150 Military Police Guarded Fewer Than 60 Men. No One Could Explain Why.
April 27, 1943: the War Relocation Authority established the Leupp Isolation Center in northern Arizona.
Leupp did not begin in isolation. It began with unrest.
In December 1942, tensions inside the Manzanar War Relocation Center erupted into what became known as the Manzanar Riot. Protests over arrests, informants, and camp conditions turned violent. Military police fired into a crowd. Two men were killed.
The War Relocation Authority responded by removing those it considered “troublemakers.”
They were sent to a remote site in Utah. It was called Moab. But the Moab Isolation Center was never meant to last. It was a makeshift holding site — isolated, loosely organized, and intended as a temporary solution for men the government did not know how to handle.
When Moab closed in April 1943, its inmates were transferred to Leupp Isolation Center.
Sketch by Eddy Kurushima
Military police fire into a crowd of unarmed Japanese American inmates at Manzanar, killing two and injuring at least ten more.
Harry Ueno, a Kibei inmate at Manzanar, was arrested for allegedly beating JACL leader Fred Tayama — without any evidence. His arrest escalated into the Manzanar Riot.
Inmates at the Moab Isolation Center, 1943. They were already imprisoned. Speaking up sent them farther away. For many, it meant being pushed further and further out.
Courtesy of U.S. National Archives and Records Administration
Leupp, Arizona was chosen by the War Relocation Authority for an isolation center, not just for space, but for distance from the rest of the country.
Joseph Kurihara was a World War I veteran involved in the Manzanar Riot, later transferred to Leupp, Arizona from a federal prison near Moab.
Stuck In A “Permanent” Leupp
This time, the system tried to make it permanent.
Located on the Navajo Nation in Arizona, about 18 miles from Winslow, Leupp occupied the grounds of a former Indian boarding school. Barbed wire surrounded the compound. Guard towers stood watch.
Armed military police patrolled the grounds. There were 150 of them. They guarded fewer than 60 unarmed Japanese American men at any given time.
The men sent to Leupp came from other incarceration camps, including Moab, Topaz, and Tule Lake. They were described as “refractory,” “troublemakers,” and “security risks.”
But those labels were often vague.
Gestapo Methods No One Could Explain
At Leupp, confusion wasn’t just among the incarcerated. It reached the people running the system.
Some administrators did not know why certain men had been sent there. The men themselves did not know. Requests for information often went unanswered.
The system had created a prison it could not explain. As concerns grew, even government officials began to question Leupp.
A War Relocation Authority legal officer warned that the center was: “an un-American institution… premised on Gestapo methods.”
Men were separated from their families and sent to a remote desert compound — indefinitely. No warrants. No trials. No explanations.
Leupp Isolation Center. A former boarding school, repurposed to isolate those the government deemed “troublemakers.”

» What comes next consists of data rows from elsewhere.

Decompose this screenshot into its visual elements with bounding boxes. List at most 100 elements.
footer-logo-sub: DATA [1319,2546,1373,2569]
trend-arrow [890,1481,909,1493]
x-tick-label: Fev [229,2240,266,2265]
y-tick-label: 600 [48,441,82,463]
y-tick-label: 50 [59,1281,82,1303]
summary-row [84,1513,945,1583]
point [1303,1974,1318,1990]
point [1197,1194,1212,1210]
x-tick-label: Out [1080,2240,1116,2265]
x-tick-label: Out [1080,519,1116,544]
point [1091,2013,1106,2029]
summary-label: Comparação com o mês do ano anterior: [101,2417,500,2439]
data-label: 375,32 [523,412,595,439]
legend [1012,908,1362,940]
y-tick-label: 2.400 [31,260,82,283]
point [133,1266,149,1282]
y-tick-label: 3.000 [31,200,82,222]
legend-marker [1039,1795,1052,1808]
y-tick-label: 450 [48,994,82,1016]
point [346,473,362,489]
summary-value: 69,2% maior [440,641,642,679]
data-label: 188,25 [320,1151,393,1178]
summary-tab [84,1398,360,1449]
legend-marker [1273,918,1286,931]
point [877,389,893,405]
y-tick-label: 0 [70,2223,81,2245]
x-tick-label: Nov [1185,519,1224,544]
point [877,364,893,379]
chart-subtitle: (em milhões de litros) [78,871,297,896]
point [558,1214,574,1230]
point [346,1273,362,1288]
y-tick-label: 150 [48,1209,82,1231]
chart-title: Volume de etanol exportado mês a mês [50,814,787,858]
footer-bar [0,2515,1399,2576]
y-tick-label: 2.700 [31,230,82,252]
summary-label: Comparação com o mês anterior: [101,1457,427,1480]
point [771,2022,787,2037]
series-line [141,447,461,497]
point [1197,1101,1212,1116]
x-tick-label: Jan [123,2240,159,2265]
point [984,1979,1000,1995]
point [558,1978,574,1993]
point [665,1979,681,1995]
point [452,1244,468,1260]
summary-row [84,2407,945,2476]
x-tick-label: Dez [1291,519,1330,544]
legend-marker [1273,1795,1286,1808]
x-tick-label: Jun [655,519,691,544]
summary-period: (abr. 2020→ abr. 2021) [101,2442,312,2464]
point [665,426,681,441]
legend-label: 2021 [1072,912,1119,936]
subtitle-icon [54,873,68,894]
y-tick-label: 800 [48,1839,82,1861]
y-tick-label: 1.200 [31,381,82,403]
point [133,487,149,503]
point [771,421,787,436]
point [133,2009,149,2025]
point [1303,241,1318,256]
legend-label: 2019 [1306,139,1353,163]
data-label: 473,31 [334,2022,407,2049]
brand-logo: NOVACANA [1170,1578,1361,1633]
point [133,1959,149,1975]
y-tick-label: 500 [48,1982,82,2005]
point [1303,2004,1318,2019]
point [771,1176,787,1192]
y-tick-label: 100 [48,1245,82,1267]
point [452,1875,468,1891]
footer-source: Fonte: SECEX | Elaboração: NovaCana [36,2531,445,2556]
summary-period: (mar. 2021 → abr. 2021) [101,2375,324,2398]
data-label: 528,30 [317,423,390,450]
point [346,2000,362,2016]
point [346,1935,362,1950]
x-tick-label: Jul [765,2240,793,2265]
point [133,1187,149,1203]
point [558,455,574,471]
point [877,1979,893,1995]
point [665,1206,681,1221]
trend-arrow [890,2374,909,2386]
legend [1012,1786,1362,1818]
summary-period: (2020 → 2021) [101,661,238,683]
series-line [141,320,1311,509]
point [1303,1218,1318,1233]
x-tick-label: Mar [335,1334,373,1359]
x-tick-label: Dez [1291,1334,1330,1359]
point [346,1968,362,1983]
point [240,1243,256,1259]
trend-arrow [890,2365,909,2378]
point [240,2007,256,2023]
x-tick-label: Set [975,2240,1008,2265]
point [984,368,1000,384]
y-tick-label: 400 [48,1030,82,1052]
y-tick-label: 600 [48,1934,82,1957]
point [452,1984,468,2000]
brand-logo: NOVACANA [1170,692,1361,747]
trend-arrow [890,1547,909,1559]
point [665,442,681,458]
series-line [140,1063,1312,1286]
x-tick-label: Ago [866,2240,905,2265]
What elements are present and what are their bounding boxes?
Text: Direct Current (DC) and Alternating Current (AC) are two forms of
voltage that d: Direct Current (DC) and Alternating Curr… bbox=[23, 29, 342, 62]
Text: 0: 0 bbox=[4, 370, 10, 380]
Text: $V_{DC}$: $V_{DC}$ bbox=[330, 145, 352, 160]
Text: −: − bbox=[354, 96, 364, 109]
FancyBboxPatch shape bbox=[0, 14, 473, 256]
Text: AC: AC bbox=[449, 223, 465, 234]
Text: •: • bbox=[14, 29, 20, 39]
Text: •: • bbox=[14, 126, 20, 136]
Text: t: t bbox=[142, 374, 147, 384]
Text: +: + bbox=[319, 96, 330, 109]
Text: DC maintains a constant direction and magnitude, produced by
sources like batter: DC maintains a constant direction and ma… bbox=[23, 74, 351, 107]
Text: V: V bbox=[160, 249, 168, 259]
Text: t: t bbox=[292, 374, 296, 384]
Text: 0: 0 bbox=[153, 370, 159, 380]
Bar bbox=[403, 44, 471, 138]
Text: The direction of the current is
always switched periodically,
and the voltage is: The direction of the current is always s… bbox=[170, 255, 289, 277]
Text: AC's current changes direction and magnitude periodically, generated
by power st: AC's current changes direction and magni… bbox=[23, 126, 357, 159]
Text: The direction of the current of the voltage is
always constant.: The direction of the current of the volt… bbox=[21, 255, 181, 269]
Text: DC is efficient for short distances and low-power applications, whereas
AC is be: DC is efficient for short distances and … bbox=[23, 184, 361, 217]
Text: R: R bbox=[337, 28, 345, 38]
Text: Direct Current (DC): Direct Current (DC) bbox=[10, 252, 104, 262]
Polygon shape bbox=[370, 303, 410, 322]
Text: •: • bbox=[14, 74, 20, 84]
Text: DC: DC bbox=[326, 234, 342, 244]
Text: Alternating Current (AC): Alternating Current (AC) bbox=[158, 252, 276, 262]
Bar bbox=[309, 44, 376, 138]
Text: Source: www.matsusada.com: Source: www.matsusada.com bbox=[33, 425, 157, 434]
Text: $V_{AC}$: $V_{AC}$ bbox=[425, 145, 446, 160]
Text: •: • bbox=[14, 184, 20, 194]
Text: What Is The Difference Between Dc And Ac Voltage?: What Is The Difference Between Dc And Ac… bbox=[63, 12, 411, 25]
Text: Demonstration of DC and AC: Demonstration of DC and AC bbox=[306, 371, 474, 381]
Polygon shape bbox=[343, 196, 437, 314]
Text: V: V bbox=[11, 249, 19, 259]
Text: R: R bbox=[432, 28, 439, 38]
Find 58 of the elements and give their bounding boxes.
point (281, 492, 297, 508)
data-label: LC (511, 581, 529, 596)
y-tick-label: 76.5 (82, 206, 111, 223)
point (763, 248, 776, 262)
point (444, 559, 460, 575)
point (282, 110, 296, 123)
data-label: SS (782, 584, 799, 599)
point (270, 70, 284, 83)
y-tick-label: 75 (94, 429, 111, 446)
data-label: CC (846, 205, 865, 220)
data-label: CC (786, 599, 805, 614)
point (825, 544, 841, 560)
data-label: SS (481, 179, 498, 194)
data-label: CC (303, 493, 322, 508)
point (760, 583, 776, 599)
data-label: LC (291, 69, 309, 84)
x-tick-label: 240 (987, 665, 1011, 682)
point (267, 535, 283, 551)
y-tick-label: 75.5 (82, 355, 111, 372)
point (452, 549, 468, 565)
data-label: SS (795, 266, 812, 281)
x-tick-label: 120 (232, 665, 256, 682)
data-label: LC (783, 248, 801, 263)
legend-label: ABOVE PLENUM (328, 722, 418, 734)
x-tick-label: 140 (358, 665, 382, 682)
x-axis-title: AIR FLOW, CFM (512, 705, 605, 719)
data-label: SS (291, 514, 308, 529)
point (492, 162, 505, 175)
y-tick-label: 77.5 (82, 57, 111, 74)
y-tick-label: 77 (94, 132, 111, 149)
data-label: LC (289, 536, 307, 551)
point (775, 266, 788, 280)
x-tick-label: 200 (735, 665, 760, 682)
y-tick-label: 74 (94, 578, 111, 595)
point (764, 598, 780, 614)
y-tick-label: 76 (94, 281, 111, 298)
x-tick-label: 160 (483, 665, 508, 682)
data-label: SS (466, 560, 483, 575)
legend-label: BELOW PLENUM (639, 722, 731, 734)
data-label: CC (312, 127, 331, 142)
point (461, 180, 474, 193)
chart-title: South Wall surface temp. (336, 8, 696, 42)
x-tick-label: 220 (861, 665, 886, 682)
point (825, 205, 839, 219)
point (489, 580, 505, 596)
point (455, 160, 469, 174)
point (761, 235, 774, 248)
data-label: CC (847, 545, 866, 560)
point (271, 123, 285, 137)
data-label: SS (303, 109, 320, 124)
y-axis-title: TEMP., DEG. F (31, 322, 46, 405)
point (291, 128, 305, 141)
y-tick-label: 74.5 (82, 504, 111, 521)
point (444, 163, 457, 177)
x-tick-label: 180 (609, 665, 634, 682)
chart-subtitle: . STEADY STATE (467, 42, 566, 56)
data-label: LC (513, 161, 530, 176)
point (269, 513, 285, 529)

Five inmates at Leupp. Many of them were taken to Leupp Isolation Center, without being told why.
Courtesy of The Bancroft Library, UC Berkeley
Raymond Best. From Manzanar to Minidoka to Leupp to Tule Lake, he moved through the camps and isolation centers that defined the system.
CSU Japanese American History Digitization Project
Paul G. Robertson and his wife Georgia Day. Many inmates said Paul Robertson listened — a contrast to others they had known.
A System Under Scrutiny
For the first three months, Leupp operated under director Raymond Best, formerly of Manzanar.
When Paul Robertson took over leadership at Leupp in mid-1943, he began reviewing the cases. What he found raised serious concerns.
Many of the men had been transferred on vague accusations. Some had little or no evidence against them. Even internal records failed to explain their presence.
Robertson brought these concerns to Washington. Others inside the government had already begun raising similar alarms.
Seven Months of “Permanence”
Leupp had been created to replace a temporary system with something more permanent. It didn’t last.
Faced with mounting internal criticism and legal concerns, the War Relocation Authority moved to shut it down. On December 2, 1943, the remaining inmates, just 52 men, were transferred to the Tule Lake Segregation Center.
The “permanent” solution had lasted just over seven months. Leupp Isolation Center was small. Fewer than 60 men at a time. 83 in total. Less than a year in operation. But it exposed something larger: a system that could removed people without charges.
Men who were incarcerated there were labeled “criminals” and “disloyal,” and carried that stigma for the rest of their lives — even within their own communities.
And still, no one could fully explain why.
The Baltimore Sun, March 23, 1906
Francis E. Leupp, President Theodore Roosevelt’s commissioner of Indian Affairs. The school, named in his commemoration, closed in early 1942 — soon to be repurposed.
Courtesy of the Cline Library Special Collection
Leupp Indian School, 1923. A federal boarding school — decades before it would be repurposed as an isolation center, leaving scars on people’s lives.